Verteidigung sieht keine Schuld am Tod

Frankfurt/Rhein-Main - Kassel (dpa) Im Kasseler „Sklavenmordprozess“ hat die Verteidigung eine direkte Verantwortung des Hauptangeklagten am Tod eines Behinderten bezweifelt. „Es gibt keinen nachgewiesenen Zusammenhang, dass die Schläge zum Tod führten“, sagte der Verteidiger des 45-Jährigen gestern vor dem Kasseler Landgericht.

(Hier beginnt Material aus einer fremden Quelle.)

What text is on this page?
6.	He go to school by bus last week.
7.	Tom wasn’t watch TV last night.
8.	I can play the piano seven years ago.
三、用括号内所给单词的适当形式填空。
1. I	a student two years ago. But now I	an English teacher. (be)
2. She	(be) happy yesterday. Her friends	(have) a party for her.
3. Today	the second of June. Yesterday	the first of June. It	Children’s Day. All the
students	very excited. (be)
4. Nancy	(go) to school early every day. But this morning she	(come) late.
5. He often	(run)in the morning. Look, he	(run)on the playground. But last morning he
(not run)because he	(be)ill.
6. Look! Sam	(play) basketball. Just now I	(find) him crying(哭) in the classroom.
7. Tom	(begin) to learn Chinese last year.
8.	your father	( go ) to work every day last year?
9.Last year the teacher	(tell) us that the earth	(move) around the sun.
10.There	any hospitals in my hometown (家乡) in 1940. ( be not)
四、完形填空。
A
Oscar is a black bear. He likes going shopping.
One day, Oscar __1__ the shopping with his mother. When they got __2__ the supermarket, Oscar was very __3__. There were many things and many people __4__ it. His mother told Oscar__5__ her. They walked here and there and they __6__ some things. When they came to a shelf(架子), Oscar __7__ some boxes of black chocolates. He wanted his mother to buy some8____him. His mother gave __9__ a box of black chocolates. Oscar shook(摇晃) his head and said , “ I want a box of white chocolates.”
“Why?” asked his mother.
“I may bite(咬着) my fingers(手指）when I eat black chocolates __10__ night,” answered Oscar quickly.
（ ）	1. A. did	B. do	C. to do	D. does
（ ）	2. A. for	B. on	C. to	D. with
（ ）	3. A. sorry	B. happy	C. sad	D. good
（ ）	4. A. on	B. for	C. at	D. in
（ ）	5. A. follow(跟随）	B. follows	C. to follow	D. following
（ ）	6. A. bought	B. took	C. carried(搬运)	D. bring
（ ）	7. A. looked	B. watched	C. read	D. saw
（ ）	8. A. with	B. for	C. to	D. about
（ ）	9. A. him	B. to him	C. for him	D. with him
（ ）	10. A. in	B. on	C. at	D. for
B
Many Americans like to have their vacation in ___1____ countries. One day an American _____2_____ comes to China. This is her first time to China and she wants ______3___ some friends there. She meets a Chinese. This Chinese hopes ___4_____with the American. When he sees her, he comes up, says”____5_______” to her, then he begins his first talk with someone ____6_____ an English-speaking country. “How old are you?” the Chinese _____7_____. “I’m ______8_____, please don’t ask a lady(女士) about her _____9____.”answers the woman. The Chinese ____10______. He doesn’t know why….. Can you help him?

Deshalb könne man seinen Mandanten für gefährliche Körperverletzung verantwortlich machen, nicht jedoch mit Todesfolge. Zudem habe er sich der Aussetzung strafbar gemacht. „Beides sollte sich auf eine Freiheitsstrafe von siebeneinhalb Jahren summieren.“

Der Mann und seine ebenfalls angeklagte Frau sollen einen geistig leicht behinderten Mann über Monate wie ein Tier gehalten haben, um seine Sozialhilfe zu kassieren. Nach zahlreichen Misshandlungen, zuletzt mit einem Holzhocker, war der 29- Jährige gestorben. Seine Mutter fordert als Nebenklägerin lebenslange Haft für den 45-Jährigen und vier Jahre für seine Frau. Die Staatsanwaltschaft hatte elf Jahre wegen Körperverletzung mit Todesfolge und fünf Jahre für die inzwischen von ihm geschiedene Frau gefordert. Es ist der zweite Prozess um den Tod des Mannes im Juli 2003. Ein Urteil über acht Jahre und drei Monate war vom Bundesgerichtshof gekippt worden. Die Bundesrichter forderten die Prüfung, ob nicht auch eine Verurteilung wegen Mordes in Frage kommt.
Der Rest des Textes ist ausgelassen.